Governo apoia a recuperação das contribuições da Segurança Social e Imposto profissional

Criado em 13-07-2018

Fernando Roberto GorkyFernando Roberto GorkyO Instituto Nacional de Segurança Social (INSS) e a Direcção-Geral de Contribuição e Impostos (DGCI) iniciaram dia 11 de Julho corrente e para um período de seis meses, uma campanha coerciva de cobrança de dívidas de contribuições de Segurança Social e Imposto Profissional.

 

A campanha patrocinada pelo Governo, em Conselho de Ministros e que tem como o lema ‘pague o que deve’ visa obrigar às empresas e demais contribuintes a respeitarem às suas obrigações para com a Segurança Social e Contribuições e Impostos.

 

No acto da abertura que decorreu nas instalações do INSS em Bissau, o ministro da Função Pública e Trabalho pediu a colaboração de todos na aludida campanha e pede para que não hajam subterfúgios políticas para perturbar a campanha.

 

“Estamos na Guiné e sabemos que, sempre que forem tomadas medidas dessa natureza, existem pessoas que se refugiam nos capotes políticos para não respeitar. Vamos estar atentos a estas manobras. Quero aqui garantir aos Directores do INSS e da DGCI que têm todo o apoio do Governo. Obriguem a pagar aqueles que devem”, incentivou o ministro Fernando Gomes.

 

A previsão das duas instituições é recuperar cerca de 15 biliões de Fcfa, cujas dívidas remontam há anos.
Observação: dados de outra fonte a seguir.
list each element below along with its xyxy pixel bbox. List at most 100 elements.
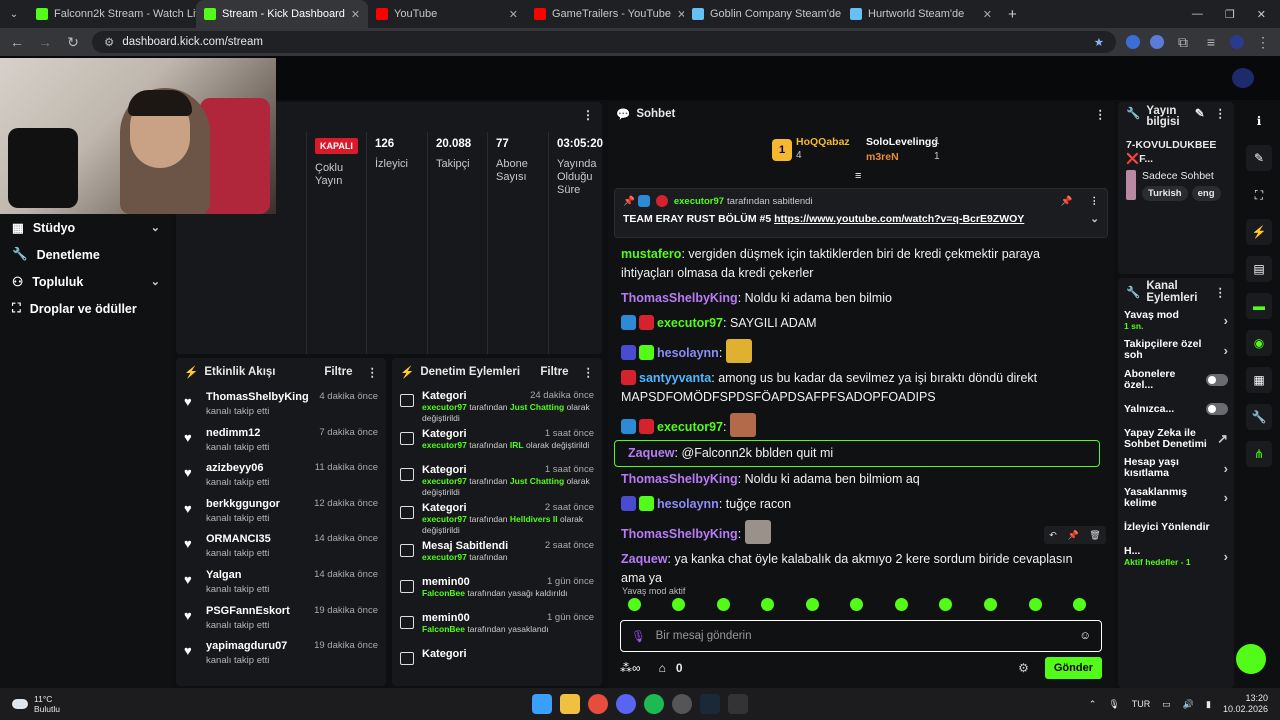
chevron-down-icon[interactable]: ⌄ <box>151 221 160 234</box>
emote-icon[interactable] <box>894 598 908 611</box>
clock-date[interactable]: 10.02.2026 <box>1223 704 1268 715</box>
emoji-icon[interactable]: ☺ <box>1079 630 1091 642</box>
leader-first-name[interactable]: HoQQabaz <box>796 136 850 148</box>
store-icon[interactable]: ⌂ <box>659 661 666 675</box>
chevron-right-icon[interactable]: › <box>1224 549 1228 564</box>
activity-user[interactable]: berkkggungor <box>206 498 280 510</box>
file-explorer-icon[interactable] <box>560 694 580 714</box>
activity-user[interactable]: ThomasShelbyKing <box>206 391 309 403</box>
pin-icon[interactable]: 📌 <box>1067 530 1078 541</box>
points-icon[interactable]: ⁂∞ <box>620 661 641 675</box>
emote-icon[interactable] <box>627 598 641 611</box>
extensions-puzzle-icon[interactable]: ⧉ <box>1174 34 1192 51</box>
chat-username[interactable]: santyyvanta <box>639 371 711 385</box>
more-options-icon[interactable]: ⋮ <box>582 108 594 122</box>
stream-tag[interactable]: eng <box>1191 186 1221 201</box>
emote-icon[interactable] <box>805 598 819 611</box>
edit-pencil-icon[interactable]: ✎ <box>1195 106 1205 120</box>
mod-action-user[interactable]: executor97 <box>422 402 467 412</box>
browser-tab[interactable]: Falconn2k Stream - Watch Live✕ <box>28 0 196 28</box>
mod-filter-button[interactable]: Filtre <box>540 366 568 378</box>
chat-username[interactable]: executor97 <box>657 420 723 434</box>
discord-icon[interactable] <box>616 694 636 714</box>
app-icon[interactable] <box>672 694 692 714</box>
chat-message[interactable]: hesolaynn: tuğçe racon <box>608 492 1106 517</box>
url-field[interactable]: ⚙ dashboard.kick.com/stream ★ <box>92 31 1116 53</box>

Nesse montante, conforme cálculos provisórios separados, cerca de dez biliões de Fcfa pertencem às dívidas para com a DGCI e cinco com o INSS.

 

Ao usar da palavra no acto, o Director-Geral das Contribuições e Impostos lamento o facto de na Guiné-Bissau não existir a cultura de cumprir com às obrigações o que leva às empresas a adoptarem outros mecanismos de recuperação de dívidas. Segundo sublinhou noutros países cumprir às obrigações para com a segurança Social é uma cultura, porque todos sabem que, o seguro deles e das famílias depende do mesmo.

 

“O mesmo se diz com Imposto profissional. São obrigações do patronato e trabalhador. São às suas contribuições que o Estado utiliza para prestar serviços básicos aos cidadãos. Não havia necessidade de se lançar ao terreno para cobrar de forma coerciva. Mas, infelizmente no nosso país, não temos essa cultura de cumprir com as nossas obrigações”, criticou Gorky Medina.

 

Por sua vez, Roberto M’Besba DG do INSS referiu que, a regularidade das contribuições permite a perenidade do sistema. Por isso, na sua opinião, a campanha ora iniciada só vai reforçar à determinação de sustentar o sistema de Protecção Social.

 

“O que gostaria de destacar aqui é a colaboração que queremos das empresas e dos próprios trabalhadores. Só colaborando é que vamos estar a altura de ajudar o INSS ou a DGCI a cumprirem com às suas obrigações”, apelou.

 

Na campanha já em curso, vão participar não só o INSS e a DGCI como também às inspecções das Finanças e do Trabalho. São estas estruturas que deverão implementar a componente coerciva, quando às empresas não cumprirem com às suas obrigações. Foram criados para efeito quatro brigadas. Três na Capital e uma que deverá deslocar para às três províncias (norte, sul e leste).